Well, I think that…so local news, throughout my whole growing up, and I don’t watch much local news anymore, but plastering mugshots of African American men on the local news every night when people are eating dinner, that does that kind of racist work, for white supremacy. Pop culture, overpolicing, images that abound in advertising, the way that we talk in politics, even the Democratic party, Hillary Clinton and Biden referred to young black men as predators. The Democratic party has been guilty of this too. The Democratic party is not free of the ravages–I’m sure you’re aware of this, I’m not telling you anything you don’t know–of white supremacy, because it’s a powerful institution, and all of our institutions–banking, higher ed, the criminal justice system, and when I say the criminal justice system I mean the courts, I mean the police, prisons, congress–white supremacy flows through all of it.
Do you think that the government is doing a good job dealing with issues of police brutality?
No. Not at all. Not in the least. The Trump administration hasn’t used any of the real levers available to it to reach down into different jurisdictions, because there’s a federal basis upon which that can be done, if the federal government believes that civil rights are being trampled upon by a police department they can do an investigation and put it under a consent decree. They’ve done none of that. I would give Barack Obama only middling marks on it. We’re a society…our pace of change is incredibly slow. That pace of change is so slow and incremental that it exhausts people, and that’s what it’s meant to do. You can beat people down by just exhausting them. Our pace of change is very very slow. So no, I do not give good marks.
What do you think are some important cases to study when researching police brutality?
Trayvon Martin, Breonna Taylor, George Floyd, Ahmnaud Arbery, Emmett Till…you know?
Yes, I’m familiar with Emmett Till.
So, when I think of “police brutality” I think of police, and the vigilante lynching system. They were informally designated “policemen,” the lynching mobs. Tragically, you have an endless number to choose from. And it is 2020 and this is still happening. It’s…horrifying.
I’ve felt kind of like I don’t know what I personally should do to make a change. Do you have any advice for me and my peers as to what we should do next?

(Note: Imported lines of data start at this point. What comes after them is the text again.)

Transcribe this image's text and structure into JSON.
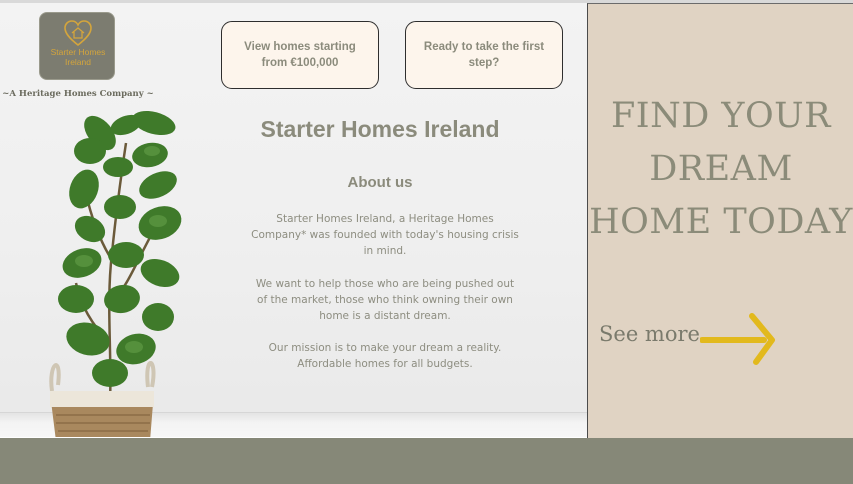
{
  "logo": {
    "name": "Starter Homes Ireland",
    "tagline": "~A Heritage Homes Company ~",
    "colors": {
      "background": "#7c7c70",
      "gold": "#d4a53c"
    }
  },
  "cta": {
    "homes_price": "View homes starting from €100,000",
    "first_step": "Ready to take the first step?"
  },
  "main": {
    "title": "Starter Homes Ireland",
    "about_heading": "About us",
    "paragraphs": [
      "Starter Homes Ireland, a Heritage Homes Company* was founded with today's housing crisis in mind.",
      "We want to help those who are being pushed out of the market, those who think owning their own home is a distant dream.",
      "Our mission is to make your dream a reality. Affordable homes for all budgets."
    ]
  },
  "panel": {
    "heading": "FIND YOUR DREAM HOME TODAY",
    "see_more": "See more",
    "arrow_icon": "arrow-right-icon",
    "colors": {
      "background": "#e0d3c3",
      "arrow": "#e2b91d",
      "text": "#8b8b79"
    }
  },
  "colors": {
    "accent_text": "#8b8b7c",
    "footer": "#868878",
    "button_bg": "#fdf5ec"
  }
}
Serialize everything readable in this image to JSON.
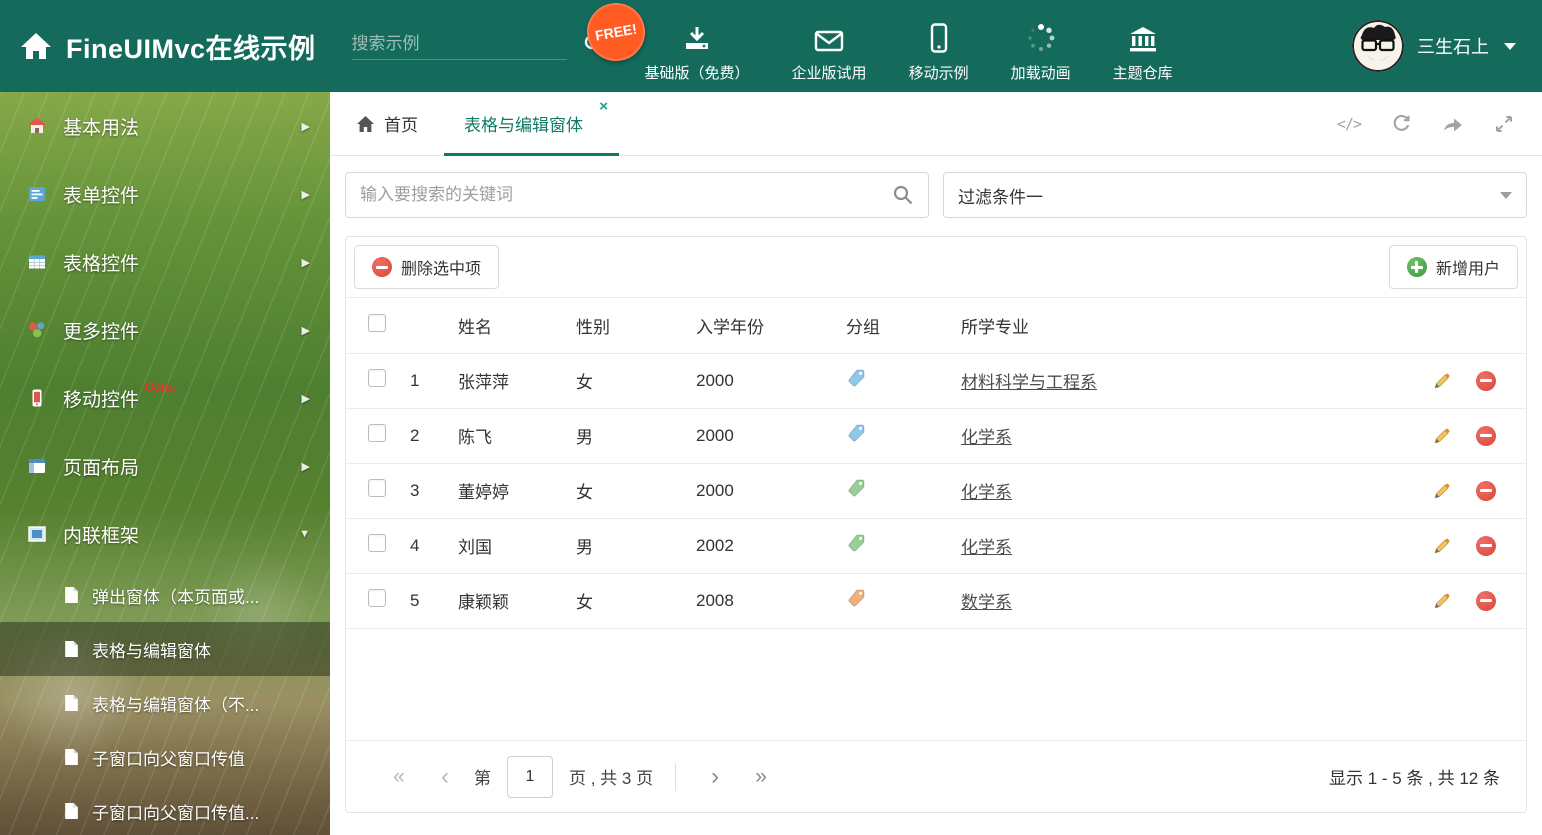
{
  "colors": {
    "header_bg": "#146b5c",
    "accent": "#107a67",
    "free_badge": "#ff5b22",
    "delete_red": "#d9443a",
    "add_green": "#3c9a41",
    "corp_red": "#ff2a2a",
    "tag_blue": "#8fc9ea",
    "tag_green": "#96d096",
    "tag_orange": "#f3b079"
  },
  "header": {
    "title": "FineUIMvc在线示例",
    "search_placeholder": "搜索示例",
    "free_badge": "FREE!",
    "nav_items": [
      {
        "label": "基础版（免费）",
        "icon": "download-icon"
      },
      {
        "label": "企业版试用",
        "icon": "mail-icon"
      },
      {
        "label": "移动示例",
        "icon": "mobile-icon"
      },
      {
        "label": "加载动画",
        "icon": "spinner-icon"
      },
      {
        "label": "主题仓库",
        "icon": "bank-icon"
      }
    ],
    "username": "三生石上"
  },
  "sidebar": {
    "items": [
      {
        "label": "基本用法"
      },
      {
        "label": "表单控件"
      },
      {
        "label": "表格控件"
      },
      {
        "label": "更多控件"
      },
      {
        "label": "移动控件",
        "badge": "Corp."
      },
      {
        "label": "页面布局"
      },
      {
        "label": "内联框架"
      }
    ],
    "subitems": [
      {
        "label": "弹出窗体（本页面或..."
      },
      {
        "label": "表格与编辑窗体"
      },
      {
        "label": "表格与编辑窗体（不..."
      },
      {
        "label": "子窗口向父窗口传值"
      },
      {
        "label": "子窗口向父窗口传值..."
      }
    ]
  },
  "tabs": {
    "home_label": "首页",
    "active_label": "表格与编辑窗体"
  },
  "filter": {
    "search_placeholder": "输入要搜索的关键词",
    "dropdown_value": "过滤条件一"
  },
  "toolbar": {
    "delete_label": "删除选中项",
    "add_label": "新增用户"
  },
  "table": {
    "columns": [
      "姓名",
      "性别",
      "入学年份",
      "分组",
      "所学专业"
    ],
    "rows": [
      {
        "num": "1",
        "name": "张萍萍",
        "gender": "女",
        "year": "2000",
        "tag": "blue",
        "major": "材料科学与工程系"
      },
      {
        "num": "2",
        "name": "陈飞",
        "gender": "男",
        "year": "2000",
        "tag": "blue",
        "major": "化学系"
      },
      {
        "num": "3",
        "name": "董婷婷",
        "gender": "女",
        "year": "2000",
        "tag": "green",
        "major": "化学系"
      },
      {
        "num": "4",
        "name": "刘国",
        "gender": "男",
        "year": "2002",
        "tag": "green",
        "major": "化学系"
      },
      {
        "num": "5",
        "name": "康颖颖",
        "gender": "女",
        "year": "2008",
        "tag": "orange",
        "major": "数学系"
      }
    ]
  },
  "pagination": {
    "prefix": "第",
    "page": "1",
    "suffix": "页 , 共 3 页",
    "summary": "显示 1 - 5 条 , 共 12 条"
  }
}
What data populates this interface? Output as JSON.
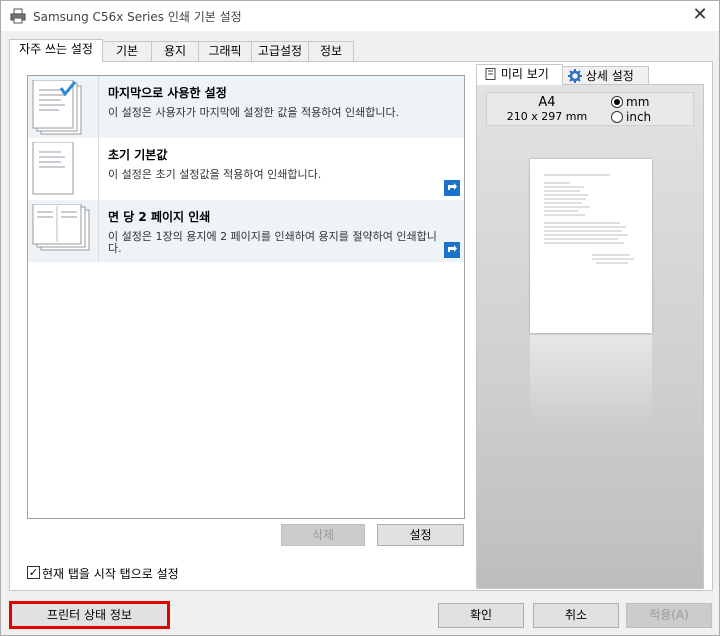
{
  "window": {
    "title": "Samsung C56x Series 인쇄 기본 설정",
    "close_glyph": "✕"
  },
  "tabs": [
    "자주 쓰는 설정",
    "기본",
    "용지",
    "그래픽",
    "고급설정",
    "정보"
  ],
  "favorites": [
    {
      "name": "마지막으로 사용한 설정",
      "desc": "이 설정은 사용자가 마지막에 설정한 값을 적용하여 인쇄합니다."
    },
    {
      "name": "초기 기본값",
      "desc": "이 설정은 초기 설정값을 적용하여 인쇄합니다."
    },
    {
      "name": "면 당 2 페이지 인쇄",
      "desc": "이 설정은 1장의 용지에 2 페이지를 인쇄하여 용지를 절약하여 인쇄합니다."
    }
  ],
  "list_buttons": {
    "delete": "삭제",
    "settings": "설정"
  },
  "startup_checkbox": {
    "label": "현재 탭을 시작 탭으로 설정",
    "checked": true
  },
  "preview": {
    "tabs": [
      "미리 보기",
      "상세 설정"
    ],
    "paper_size": "A4",
    "paper_dims": "210 x 297 mm",
    "units": [
      "mm",
      "inch"
    ],
    "selected_unit": "mm"
  },
  "bottom": {
    "status_button": "프린터 상태 정보",
    "ok": "확인",
    "cancel": "취소",
    "apply": "적용(A)"
  },
  "colors": {
    "highlight_border": "#e00000",
    "item_shade": "#eef3f8",
    "accent_blue": "#1a73c8"
  }
}
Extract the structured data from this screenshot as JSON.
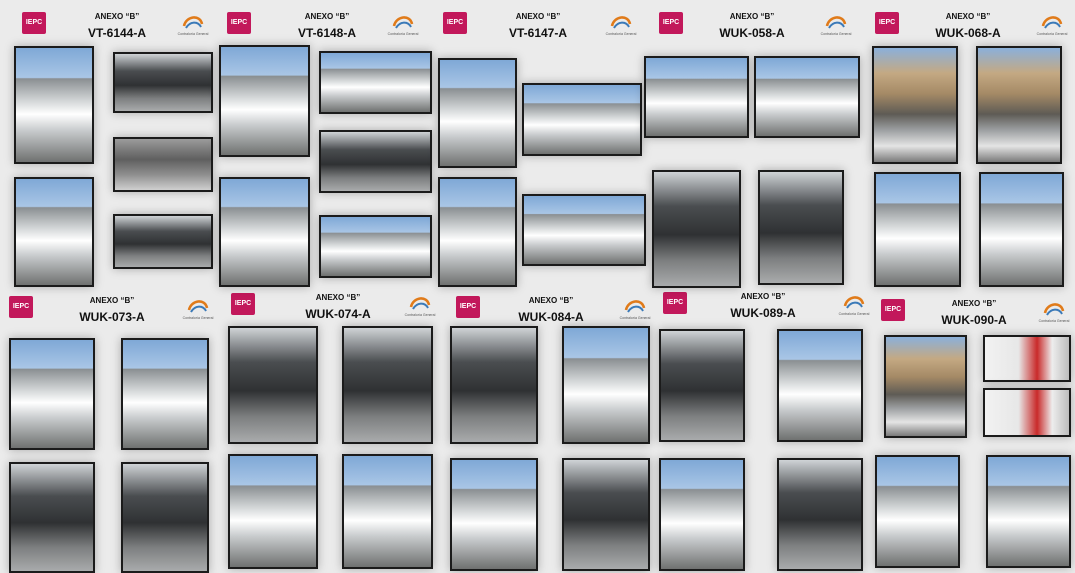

Vote. Vote. Please never come to the conclusion that voting doesn’t matter. That’s the intention of power structures…to exhaust people, to discourage people, to get people to disengage, that’s what immoral power structures want people to do. If the people that are perpetuating the racist structures–and by the way, we all perpetuate them, because we live in them, and so I’m guilty of it–but I’m guilty of it, and trying to find where I can dismantle it. But…vote, vote, vote vote. And then the other thing that I think that white people can do is to, without emotionally burdening black people, center their experiences, and allow them to tell us what their experience is. Because so often in American history, well-meaning white liberals have told black people what they’re thinking, or how to get something done, and we don’t have the lived experience. We don’t move in the world with that skin color. So I would say vote, center black people’s voices, and then choose some subset problem where you can donate your time and talent, and there are all sorts of things you could do that might interest you, it might be housing justice, it might be climate justice, it might be working to dismantle the carceral state, it might be mental health access…
Thank you. Lastly, is there anything else that you would like to add?
No, I don’t think so, except for that I’m really proud of you for picking this topic and being engaged….I mean, it’s tough subject matter but I hope you’re gaining a lot from it.
Definitely, it’s definitely been really interesting.
Reeves, Eva M, and Mary K Tate. “Interview with Mary Tate.” 24 Oct. 2020.